Bob Brudzinski

No. 59
- Position: Linebacker

Personal information
- Born: January 1, 1955 (age 71) Fremont, Ohio, U.S.
- Listed height: 6 ft 4 in (1.93 m)
- Listed weight: 230 lb (104 kg)

Career information
- High school: Fremont Ross (Fremont)
- College: Ohio State
- NFL draft: 1977: 1st round, 23rd overall pick

Career history
- Los Angeles Rams (1977–1980); Miami Dolphins (1981–1989);

Awards and highlights
- PFWA All-Rookie Team (1977); Consensus All-American (1976); 2× First-team All-Big Ten (1975, 1976);

Career NFL statistics
- Sacks: 22.5
- Interceptions: 9
- Touchdowns: 1
- Stats at Pro Football Reference

= Bob Brudzinski =

American football player (born 1955)

Robert Louis Brudzinski (born January 1, 1955) is an American former professional football player who was a linebacker for 13 seasons in the National Football League (NFL), primarily with the Miami Dolphins. He played college football for the Ohio State Buckeyes, earning consensus All-American honors in 1976.

==Ohio State==
Brudzinski was a four-time letter winner and a three-year starter at defensive end for the Ohio State Buckeyes. He was a two-time All-Big Ten Conference selection and as a senior in 1976, he was a consensus All-America choice. In his 43 games for Ohio State he totaled 214 tackles and in 1976 he intercepted four passes, a high number for a defensive end. In 2000 Brudzinski was voted to the Ohio State Football All-Century Team.

== Los Angeles Rams ==
The Los Angeles Rams drafted Brudzinski in the first round with the 23rd overall pick in the first round of the 1977 NFL draft. The Rams planned moving him to outside linebacker, to match his 4.7 speed and good strength. He started as a rookie because starting middle linebacker Jack Reynolds held out for the first one-third of the season. While starting left linebacker Jim Youngblood moved to the middle to fill in for Reynolds, Brudzinski started at left linebacker. He ended up starting seven games and recording 37 tackles, two interceptions, three forced fumbles and one sack. He was voted All-Rookie by UPI and PFWA and FD for his efforts in 1977. In 1978, he became the starter at right outside linebacker in week 10 when Isiah Robertson walked out of camp purported with complaints about his salary. The Rams defense was ranked #1 in the NFL at the time and in the 2 1/2 months with Brudzinski starting they never fell from the top status. He ended the year with 43 tackles, intercepted a pass that went for a touchdown and two quarterback sacks.

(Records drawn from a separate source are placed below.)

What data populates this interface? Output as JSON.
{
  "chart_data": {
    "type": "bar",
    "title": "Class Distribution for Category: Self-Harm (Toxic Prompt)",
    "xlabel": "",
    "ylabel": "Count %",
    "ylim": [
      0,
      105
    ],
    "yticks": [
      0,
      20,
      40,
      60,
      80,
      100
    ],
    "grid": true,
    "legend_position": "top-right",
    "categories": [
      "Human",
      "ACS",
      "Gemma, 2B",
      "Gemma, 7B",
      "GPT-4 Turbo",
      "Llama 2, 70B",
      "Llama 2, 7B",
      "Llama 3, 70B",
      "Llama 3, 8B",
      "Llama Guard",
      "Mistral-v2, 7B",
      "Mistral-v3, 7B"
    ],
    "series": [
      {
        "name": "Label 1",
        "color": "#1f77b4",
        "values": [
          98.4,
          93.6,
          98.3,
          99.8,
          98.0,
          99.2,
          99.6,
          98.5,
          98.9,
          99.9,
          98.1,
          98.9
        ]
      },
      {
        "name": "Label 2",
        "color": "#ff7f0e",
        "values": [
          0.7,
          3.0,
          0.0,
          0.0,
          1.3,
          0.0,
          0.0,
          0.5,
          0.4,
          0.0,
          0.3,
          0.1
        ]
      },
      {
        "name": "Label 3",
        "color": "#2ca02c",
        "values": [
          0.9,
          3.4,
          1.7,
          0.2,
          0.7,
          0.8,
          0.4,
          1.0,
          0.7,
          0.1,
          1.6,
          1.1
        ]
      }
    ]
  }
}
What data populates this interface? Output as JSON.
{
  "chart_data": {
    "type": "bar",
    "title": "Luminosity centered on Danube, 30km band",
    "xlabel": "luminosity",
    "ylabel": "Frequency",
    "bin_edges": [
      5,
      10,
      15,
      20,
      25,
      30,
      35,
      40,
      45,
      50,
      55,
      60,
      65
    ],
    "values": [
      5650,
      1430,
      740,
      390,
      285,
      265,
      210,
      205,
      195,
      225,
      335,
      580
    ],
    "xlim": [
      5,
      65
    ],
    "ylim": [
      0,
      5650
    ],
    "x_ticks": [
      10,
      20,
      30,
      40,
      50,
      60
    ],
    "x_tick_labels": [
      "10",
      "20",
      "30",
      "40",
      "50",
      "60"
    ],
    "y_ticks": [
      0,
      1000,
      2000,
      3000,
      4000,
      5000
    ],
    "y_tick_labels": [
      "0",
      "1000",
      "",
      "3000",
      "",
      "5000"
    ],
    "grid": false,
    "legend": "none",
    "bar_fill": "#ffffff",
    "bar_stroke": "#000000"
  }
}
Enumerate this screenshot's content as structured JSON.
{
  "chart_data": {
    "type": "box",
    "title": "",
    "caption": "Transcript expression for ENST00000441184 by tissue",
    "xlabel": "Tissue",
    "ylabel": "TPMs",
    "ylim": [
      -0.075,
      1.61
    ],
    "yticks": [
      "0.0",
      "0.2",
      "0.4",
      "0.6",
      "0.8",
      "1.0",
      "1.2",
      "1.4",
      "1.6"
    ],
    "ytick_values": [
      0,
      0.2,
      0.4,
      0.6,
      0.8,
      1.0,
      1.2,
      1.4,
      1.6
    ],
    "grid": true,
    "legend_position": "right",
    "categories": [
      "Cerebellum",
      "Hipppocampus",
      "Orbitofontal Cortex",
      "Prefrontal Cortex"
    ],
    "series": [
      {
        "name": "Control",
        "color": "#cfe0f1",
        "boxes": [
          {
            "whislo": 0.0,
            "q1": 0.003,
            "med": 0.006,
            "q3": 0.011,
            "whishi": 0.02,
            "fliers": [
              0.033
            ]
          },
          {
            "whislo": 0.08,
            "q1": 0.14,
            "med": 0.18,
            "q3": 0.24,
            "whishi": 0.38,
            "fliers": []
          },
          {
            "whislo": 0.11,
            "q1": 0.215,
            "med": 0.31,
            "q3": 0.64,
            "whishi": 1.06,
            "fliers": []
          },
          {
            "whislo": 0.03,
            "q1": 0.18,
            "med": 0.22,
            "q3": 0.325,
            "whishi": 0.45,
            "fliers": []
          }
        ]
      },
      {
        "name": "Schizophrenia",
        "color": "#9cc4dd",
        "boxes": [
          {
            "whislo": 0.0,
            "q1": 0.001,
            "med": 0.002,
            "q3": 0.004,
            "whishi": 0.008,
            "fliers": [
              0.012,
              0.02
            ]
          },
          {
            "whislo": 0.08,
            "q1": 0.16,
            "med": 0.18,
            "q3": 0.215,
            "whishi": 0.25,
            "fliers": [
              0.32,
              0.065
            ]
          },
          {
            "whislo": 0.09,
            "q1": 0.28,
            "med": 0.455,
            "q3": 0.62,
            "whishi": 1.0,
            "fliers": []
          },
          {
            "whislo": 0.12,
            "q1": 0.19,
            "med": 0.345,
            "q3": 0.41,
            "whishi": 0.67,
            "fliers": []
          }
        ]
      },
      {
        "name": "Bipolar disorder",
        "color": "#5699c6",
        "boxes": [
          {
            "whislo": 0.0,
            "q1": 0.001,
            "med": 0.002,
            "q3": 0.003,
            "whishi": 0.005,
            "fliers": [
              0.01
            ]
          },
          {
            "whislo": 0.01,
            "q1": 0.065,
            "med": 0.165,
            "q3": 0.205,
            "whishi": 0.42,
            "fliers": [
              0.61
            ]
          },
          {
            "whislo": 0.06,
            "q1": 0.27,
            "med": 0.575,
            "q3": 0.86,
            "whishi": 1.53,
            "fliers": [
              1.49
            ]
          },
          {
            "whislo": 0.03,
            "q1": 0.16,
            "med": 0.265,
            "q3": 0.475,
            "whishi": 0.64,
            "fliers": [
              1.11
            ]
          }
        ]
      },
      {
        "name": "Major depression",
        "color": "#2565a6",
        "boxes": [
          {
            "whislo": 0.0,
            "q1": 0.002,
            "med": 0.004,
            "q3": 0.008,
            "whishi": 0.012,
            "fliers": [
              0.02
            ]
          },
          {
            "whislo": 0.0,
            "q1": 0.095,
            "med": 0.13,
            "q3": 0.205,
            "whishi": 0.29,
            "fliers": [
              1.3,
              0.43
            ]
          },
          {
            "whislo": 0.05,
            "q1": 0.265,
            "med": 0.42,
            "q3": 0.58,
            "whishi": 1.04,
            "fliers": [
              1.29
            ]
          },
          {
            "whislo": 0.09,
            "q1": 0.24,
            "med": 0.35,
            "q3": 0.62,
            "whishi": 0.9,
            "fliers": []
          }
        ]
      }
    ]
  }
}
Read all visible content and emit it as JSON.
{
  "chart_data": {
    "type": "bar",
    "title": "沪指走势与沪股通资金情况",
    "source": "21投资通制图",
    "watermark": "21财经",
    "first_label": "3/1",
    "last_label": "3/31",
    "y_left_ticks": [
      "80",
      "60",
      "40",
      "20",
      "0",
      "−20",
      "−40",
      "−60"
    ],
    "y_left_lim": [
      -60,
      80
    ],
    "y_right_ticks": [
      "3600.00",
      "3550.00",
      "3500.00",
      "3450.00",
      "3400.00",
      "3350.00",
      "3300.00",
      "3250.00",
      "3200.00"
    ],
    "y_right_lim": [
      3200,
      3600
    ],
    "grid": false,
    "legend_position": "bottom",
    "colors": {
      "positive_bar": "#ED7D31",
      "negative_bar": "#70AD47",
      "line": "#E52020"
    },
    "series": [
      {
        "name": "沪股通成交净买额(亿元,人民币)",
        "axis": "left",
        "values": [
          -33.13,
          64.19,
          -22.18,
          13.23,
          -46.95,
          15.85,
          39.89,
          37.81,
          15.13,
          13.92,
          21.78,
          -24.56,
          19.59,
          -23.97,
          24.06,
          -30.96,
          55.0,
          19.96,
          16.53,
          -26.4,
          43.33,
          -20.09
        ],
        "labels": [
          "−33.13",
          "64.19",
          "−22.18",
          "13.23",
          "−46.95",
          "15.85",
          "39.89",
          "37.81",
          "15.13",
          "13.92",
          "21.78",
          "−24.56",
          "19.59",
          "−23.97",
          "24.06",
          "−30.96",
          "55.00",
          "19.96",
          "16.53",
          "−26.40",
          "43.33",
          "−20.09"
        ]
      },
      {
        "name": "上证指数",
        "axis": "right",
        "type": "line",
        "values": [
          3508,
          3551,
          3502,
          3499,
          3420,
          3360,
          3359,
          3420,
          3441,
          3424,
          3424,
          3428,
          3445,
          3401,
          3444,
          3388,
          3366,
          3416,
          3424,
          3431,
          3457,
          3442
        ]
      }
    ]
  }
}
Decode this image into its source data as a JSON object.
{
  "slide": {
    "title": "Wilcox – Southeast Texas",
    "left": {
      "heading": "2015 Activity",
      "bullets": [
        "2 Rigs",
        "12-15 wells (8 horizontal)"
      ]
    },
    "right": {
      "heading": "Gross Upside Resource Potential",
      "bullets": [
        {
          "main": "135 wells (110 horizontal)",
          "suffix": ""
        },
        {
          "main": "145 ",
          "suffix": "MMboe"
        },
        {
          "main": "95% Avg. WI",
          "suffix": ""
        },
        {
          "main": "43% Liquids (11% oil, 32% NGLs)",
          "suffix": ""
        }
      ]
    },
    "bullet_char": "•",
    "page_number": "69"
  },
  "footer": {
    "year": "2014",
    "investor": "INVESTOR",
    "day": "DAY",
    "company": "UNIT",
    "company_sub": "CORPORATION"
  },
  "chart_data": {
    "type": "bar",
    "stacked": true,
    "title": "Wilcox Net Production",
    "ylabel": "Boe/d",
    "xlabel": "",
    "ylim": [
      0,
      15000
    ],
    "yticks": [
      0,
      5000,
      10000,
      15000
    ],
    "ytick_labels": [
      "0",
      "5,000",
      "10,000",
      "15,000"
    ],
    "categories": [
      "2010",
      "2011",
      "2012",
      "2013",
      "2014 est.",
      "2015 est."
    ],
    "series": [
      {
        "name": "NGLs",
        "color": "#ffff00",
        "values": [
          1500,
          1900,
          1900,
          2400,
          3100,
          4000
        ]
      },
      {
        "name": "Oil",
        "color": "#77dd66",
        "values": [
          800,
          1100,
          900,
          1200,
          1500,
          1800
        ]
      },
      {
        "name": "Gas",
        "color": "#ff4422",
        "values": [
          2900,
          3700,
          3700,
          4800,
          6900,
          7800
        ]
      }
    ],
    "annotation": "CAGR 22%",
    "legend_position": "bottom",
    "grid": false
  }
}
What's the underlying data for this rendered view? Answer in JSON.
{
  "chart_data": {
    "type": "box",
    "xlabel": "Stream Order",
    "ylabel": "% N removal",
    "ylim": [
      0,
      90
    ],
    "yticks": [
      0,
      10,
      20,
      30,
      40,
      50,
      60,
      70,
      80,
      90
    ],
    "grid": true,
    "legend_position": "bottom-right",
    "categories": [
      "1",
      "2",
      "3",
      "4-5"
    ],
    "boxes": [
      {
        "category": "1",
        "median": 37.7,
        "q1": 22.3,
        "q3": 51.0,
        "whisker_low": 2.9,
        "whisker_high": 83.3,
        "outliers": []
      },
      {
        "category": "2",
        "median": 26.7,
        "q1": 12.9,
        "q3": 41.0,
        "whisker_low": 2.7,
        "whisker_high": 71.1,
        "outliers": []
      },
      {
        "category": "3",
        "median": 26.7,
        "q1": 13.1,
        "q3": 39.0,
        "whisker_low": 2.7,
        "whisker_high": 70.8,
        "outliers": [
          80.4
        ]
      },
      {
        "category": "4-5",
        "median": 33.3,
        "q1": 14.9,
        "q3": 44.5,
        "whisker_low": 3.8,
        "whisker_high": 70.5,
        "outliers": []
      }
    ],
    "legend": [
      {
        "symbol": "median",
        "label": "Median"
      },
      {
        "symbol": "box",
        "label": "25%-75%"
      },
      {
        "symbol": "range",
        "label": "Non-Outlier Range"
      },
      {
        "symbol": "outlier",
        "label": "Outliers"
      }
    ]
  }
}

In 1979 Brudzinski had his best year to date. Making all 16 starts as the RLB and being named 2nd-team All-pro by the Gannett Wire Service. "Bru" as his teammates called him, amassed 127 tackles, with 7 of those for a loss, plus 5 sacks, he intercepted a pass, forced a fumble, recovered one and broke up 14 passes, either at the line of scrimmage or in coverage. The Rams went through the NFC playoffs beating the Dallas Cowboys and Tampa Bay Buccaneers before losing Super Bowl XIV to the Pittsburgh Steelers.

Two-thirds into the 1980 season Brudzinski walked out and never returned to the Rams. To date, he had made 35 tackles and had 6 passes defensed plus a sack, but felt he was underpaid. He was replaced by George Andrews.

The Rams were forced to trade Brudzinski and did so in the spring of 1981. The Rams received multiple picks and the top pick was used to draft future star linebacker Jim Collins. With the Rams Brudzinski totaled 242 tackles, 9 sacks, and over 20 passes broken up in his 55 games (41 starts) with the Rams.

==Miami Dolphins==
Brudzinski played 125 games with 94 starts for Don Shula's Dolphins from 1981 though 1989, recording 141/2 sacks to bring his career total to 231/2 to go with his nine interceptions.

Brudzinski adapted quickly to the Bill Arnsbarger-coached defense nicknamed the "Killer-Bs" which propelled the Dolphins to the 1981 playoffs and the 1982 Super Bowl as well as the 1984 Super Bowl.

While with Miami, Brudzinski was voted to the All-Time Dolphins team in the early 2000s. He was mentioned in articles that ask "Who is the best linebacker never to play in a Pro Bowl?" and Brudzinski's name often comes up since he played well for a long period of time and was never honored by a Pro Bowl selection, even after his stellar 1979 season.

== Bru's Room ==
Founder and owner of Bru's Room Sports Grill.